Meningococcal disease vaccination

Meningococcal disease is serious and can sometimes cause death or permanent disability such as deafness or disfigurement.

If you suspect meningococcal disease or have any other concerns, contact your doctor without delay, or call Healthline free on 0800 611 116 at any hour of the day or night, even if you have already been seen by a health professional.

Vaccines for Meningococcal disease

Information on meningococcal A, C, Y and W135 vaccination is provided below. For more advice on meningococcal vaccines and their availability, talk to your family doctor, call the free Immunisation Advisory Centre helpline 0800 IMMUNE (0800 466 863), or see the Immunisation Handbook (2011).

Several vaccines are available which protect against different strains of meningococcal disease. These vaccines are not part of the National Immunisation Schedule. Apart from some people at high risk (eg without spleens), meningococcal vaccines are not publicly funded, but they are available for private purchase through general practices if people want them.

There are two main types of meningococcal vaccine available in New Zealand:

  • Quadrivalent polysaccharide meningococcal vaccines, which protect against groups A, C, Y, and W135 (available for use over the age of two).
  • Separate conjugate meningococcal C vaccines, which protect against group C meningococcal bacteria alone.

The quadrivalent vaccine is recommended and free for the following groups:

  • Adults before or after a splenectomy (an operation to partly or completely remove the spleen)
  • Children before or after a splenectomy or with functional asplenia (where the spleen does not function, or only functions minimally)

The quadrivalent vaccine is also recommended, but not funded, for the following groups:

  • Young adults entering hostel type accommodation, particularly in their first year (meningococcal C conjugate vaccine can also be used)
  • People with sickle cell anaemia
  • People with terminal complement deficiencies
  • People with HIV infection
  • Military recruits
  • Microbiologists and laboratory workers who could be exposed to meningococcal bacteria isolates
  • Travellers to regions where this disease is common – in particular people participating in the Hajj, and people travelling to sub-Saharan Africa (the so-called ‘Meningitis Belt’).

Meningococcal immunisation may also be recommended by local health authorities for public health purposes.

The quadrivalent polysaccharide vaccines are approved for use in those aged over two years of age. The initial course of immunisation requires one dose of the vaccine. Immunity from the polysaccharide vaccine lasts approximately three years, but may be shorter in young children, and may be longer for some people.

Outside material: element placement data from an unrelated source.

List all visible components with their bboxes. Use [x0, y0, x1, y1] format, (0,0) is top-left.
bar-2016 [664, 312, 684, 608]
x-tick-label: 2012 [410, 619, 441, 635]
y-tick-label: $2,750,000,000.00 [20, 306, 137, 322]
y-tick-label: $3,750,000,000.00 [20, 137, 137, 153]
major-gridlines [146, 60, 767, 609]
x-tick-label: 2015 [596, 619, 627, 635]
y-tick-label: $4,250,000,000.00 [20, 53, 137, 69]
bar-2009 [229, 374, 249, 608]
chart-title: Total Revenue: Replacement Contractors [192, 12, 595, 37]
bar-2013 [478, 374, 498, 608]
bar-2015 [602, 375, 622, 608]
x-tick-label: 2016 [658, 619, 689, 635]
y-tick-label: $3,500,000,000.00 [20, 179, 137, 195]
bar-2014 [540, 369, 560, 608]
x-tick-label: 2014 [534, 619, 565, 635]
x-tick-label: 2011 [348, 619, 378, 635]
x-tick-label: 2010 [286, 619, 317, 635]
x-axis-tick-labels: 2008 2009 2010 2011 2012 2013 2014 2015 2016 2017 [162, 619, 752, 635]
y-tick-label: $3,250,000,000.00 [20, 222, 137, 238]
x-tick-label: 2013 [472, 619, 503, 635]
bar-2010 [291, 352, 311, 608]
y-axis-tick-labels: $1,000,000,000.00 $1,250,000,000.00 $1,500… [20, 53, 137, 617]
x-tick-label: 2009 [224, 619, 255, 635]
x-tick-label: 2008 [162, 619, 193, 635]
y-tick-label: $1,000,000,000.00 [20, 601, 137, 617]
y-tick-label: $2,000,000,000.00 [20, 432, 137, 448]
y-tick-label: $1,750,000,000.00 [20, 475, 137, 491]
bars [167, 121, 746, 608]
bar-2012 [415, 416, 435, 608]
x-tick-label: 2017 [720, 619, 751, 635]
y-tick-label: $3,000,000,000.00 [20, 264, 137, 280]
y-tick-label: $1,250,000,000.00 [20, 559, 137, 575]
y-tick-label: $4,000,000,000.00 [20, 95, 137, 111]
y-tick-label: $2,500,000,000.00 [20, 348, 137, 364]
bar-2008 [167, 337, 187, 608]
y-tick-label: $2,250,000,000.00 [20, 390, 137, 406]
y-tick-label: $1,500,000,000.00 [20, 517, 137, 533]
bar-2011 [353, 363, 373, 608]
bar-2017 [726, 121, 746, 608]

The conjugate meningococcal C vaccines can be used for children aged under two years. The initial course of immunisation requires one dose for children aged over 12 months and for adults, or three doses for infants younger than 12 months. The minimum age for the first dose of meningococcal vaccine and the interval between vaccine doses may vary depending on which vaccine is used. The duration of immunity from the conjugate vaccines is currently unknown. A booster dose following the initial course in infants may be needed to sustain longer-term immunity.

Meningococcal B

There are currently no vaccines available in New Zealand that protect against meningococcal B. The MeNZB™ vaccine was developed to curb an epidemic of a particular strain of group B meningococcal disease. This vaccine was offered to all New Zealand babies, children and teenagers from 2004 to 2008. It’s important to note that this vaccine only protected against the strain that was causing the epidemic – not any other type or strain of meningococcal disease. The MeNZB™ vaccine is no longer on New Zealand’s Immunisation Schedule. The rates of disease caused by this particular strain fell to a level where experts advised that offering it routinely was no longer necessary.

Possible reactions associated with the vaccine

Local reactions to the polysaccharide vaccine are usually mild, and can include redness, and swelling and pain at the injection site and the local lymph glands. Fever and chills occur in approximately two percent of young children.

Common reactions to the conjugate vaccine can include pain, redness and swelling at the site of injection, fever, irritability, decreased appetite and headaches.

Significant adverse reactions are rare.